Tool Strengths Cheatsheet
chrome-devtools-mcp declares 18 verbs references/chrome-devtools-mcp-cheatsheet.md
obscura declares 1 verbs references/obscura-cheatsheet.md
playwright-cli declares 4 verbs references/playwright-cli-cheatsheet.md
playwright-lib declares 5 verbs references/playwright-lib-cheatsheet.md

Before running anything

If doctor reports ~/.browser-skill missing, run ./install.sh (or
./install.sh --with-hooks for the credential-leak blocker).

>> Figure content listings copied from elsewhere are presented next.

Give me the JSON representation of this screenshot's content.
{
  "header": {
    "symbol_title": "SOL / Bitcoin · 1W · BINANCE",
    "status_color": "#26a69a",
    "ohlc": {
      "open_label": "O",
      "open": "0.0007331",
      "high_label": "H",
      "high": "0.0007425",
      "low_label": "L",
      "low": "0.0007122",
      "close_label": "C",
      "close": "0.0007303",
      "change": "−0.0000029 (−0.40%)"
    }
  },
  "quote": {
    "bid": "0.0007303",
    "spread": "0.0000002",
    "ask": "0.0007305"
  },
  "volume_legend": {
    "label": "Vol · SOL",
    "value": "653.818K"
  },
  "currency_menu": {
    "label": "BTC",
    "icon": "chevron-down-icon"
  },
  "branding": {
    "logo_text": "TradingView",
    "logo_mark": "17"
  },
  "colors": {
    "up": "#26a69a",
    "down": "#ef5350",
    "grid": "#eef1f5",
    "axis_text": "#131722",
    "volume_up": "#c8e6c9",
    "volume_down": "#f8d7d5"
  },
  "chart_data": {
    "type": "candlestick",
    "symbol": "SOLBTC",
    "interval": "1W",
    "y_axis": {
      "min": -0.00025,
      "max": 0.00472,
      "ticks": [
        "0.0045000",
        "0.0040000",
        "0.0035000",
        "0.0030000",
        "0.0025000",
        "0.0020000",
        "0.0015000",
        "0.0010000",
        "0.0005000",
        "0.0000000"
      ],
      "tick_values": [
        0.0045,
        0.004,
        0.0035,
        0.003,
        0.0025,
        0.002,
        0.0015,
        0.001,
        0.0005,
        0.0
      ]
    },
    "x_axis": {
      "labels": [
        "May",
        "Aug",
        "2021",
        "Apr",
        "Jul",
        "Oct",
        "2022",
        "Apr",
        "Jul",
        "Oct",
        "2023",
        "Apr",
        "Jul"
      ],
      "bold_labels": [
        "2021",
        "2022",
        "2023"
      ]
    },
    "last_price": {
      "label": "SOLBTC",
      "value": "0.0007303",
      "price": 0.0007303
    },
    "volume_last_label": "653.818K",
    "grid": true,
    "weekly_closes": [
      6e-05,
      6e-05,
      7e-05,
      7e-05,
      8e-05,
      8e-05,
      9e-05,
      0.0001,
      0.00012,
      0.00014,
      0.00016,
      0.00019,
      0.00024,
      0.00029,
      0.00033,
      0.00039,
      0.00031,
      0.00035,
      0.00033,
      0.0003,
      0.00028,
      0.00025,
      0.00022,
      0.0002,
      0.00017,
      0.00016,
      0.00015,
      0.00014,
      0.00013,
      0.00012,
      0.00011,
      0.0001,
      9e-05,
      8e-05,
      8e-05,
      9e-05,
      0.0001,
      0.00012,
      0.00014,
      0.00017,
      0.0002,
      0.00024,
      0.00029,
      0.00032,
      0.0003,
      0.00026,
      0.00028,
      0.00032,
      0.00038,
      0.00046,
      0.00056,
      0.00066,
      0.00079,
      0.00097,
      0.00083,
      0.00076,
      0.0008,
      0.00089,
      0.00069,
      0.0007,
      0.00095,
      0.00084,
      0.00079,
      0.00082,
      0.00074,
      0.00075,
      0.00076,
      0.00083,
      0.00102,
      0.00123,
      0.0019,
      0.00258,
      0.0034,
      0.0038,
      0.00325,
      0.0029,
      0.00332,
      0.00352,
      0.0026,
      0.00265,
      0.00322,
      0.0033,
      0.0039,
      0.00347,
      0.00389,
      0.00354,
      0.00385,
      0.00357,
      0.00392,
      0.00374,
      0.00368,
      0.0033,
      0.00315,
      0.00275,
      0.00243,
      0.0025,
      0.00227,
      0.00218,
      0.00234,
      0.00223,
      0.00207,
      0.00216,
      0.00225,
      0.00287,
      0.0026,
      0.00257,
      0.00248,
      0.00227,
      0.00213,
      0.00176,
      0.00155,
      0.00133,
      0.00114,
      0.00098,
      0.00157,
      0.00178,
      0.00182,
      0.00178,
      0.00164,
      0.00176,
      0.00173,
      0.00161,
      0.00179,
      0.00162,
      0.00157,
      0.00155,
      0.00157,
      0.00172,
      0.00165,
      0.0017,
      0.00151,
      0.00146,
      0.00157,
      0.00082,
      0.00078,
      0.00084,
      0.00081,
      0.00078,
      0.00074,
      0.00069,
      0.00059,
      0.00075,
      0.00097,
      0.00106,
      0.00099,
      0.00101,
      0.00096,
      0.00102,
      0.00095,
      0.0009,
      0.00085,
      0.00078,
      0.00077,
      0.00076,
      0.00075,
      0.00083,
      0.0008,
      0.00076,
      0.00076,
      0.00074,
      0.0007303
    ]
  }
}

doctor also surfaces (advisory; never fails):

  • Pending schema migrationswarn: N pending migration(s) — run 'browser-migrate check' for details.
    Doctor never auto-migrates (MIG4 invariant from Phase 10 design); apply via browser-migrate run.
  • Memory cache hit-rateok: memory cache hit rate: X% (H/T events) once
    browser-do --intent has run at least once (writer landed in Phase 11 v2 part 1;
    events.jsonl is lazy-created mode 0600 inside the mode-0700 memory dir).
    Cheapest daily ROI signal: high hit-rate = the cache is paying for itself; low/empty = repetition isn't compounding yet.

Output contract

Every verb prints zero or more streaming JSON lines, then ends with a
single-line JSON summary. Parse with jq; route on .status (ok,
partial, error, empty, aborted).

$ bash scripts/browser-doctor.sh | tail -1 | jq .
{"verb":"doctor","tool":"none","why":"health-check","status":"ok","problems":0,"duration_ms":42}

Storage layout

~/.browser-skill/                       # mode 0700
├── version                              # schema marker
├── config.json                          # mode 0600; retention thresholds
├── current                              # current site name (mode 0600, [personal])
├── baselines.json                       # mode 0600; named baseline registry (Phase 9)
├── sites/    <name>.json + .meta.json   # mode 0600 ([shareable])
├── sessions/ <name>.json + .meta.json   # mode 0600 ([PERSONAL — gitignored])
├── credentials/                         # Phase 5 (keychain / libsecret / plaintext)
├── captures/  <NNN>/                    # Phase 7 (snapshot.json, console.json, network.har, steps.jsonl, meta.json)
└── memory/    <site>/                   # Phase 11 ([PERSONAL — gitignored])
    ├── patterns.json                    # mode 0600; URL pattern → archetype-id
    └── archetypes/<id>.json             # mode 0600; cached interactions per archetype

Roadmap

See docs/superpowers/specs/2026-04-27-browser-automation-skill-design.md for
the full design and docs/superpowers/plans/ for phase plans.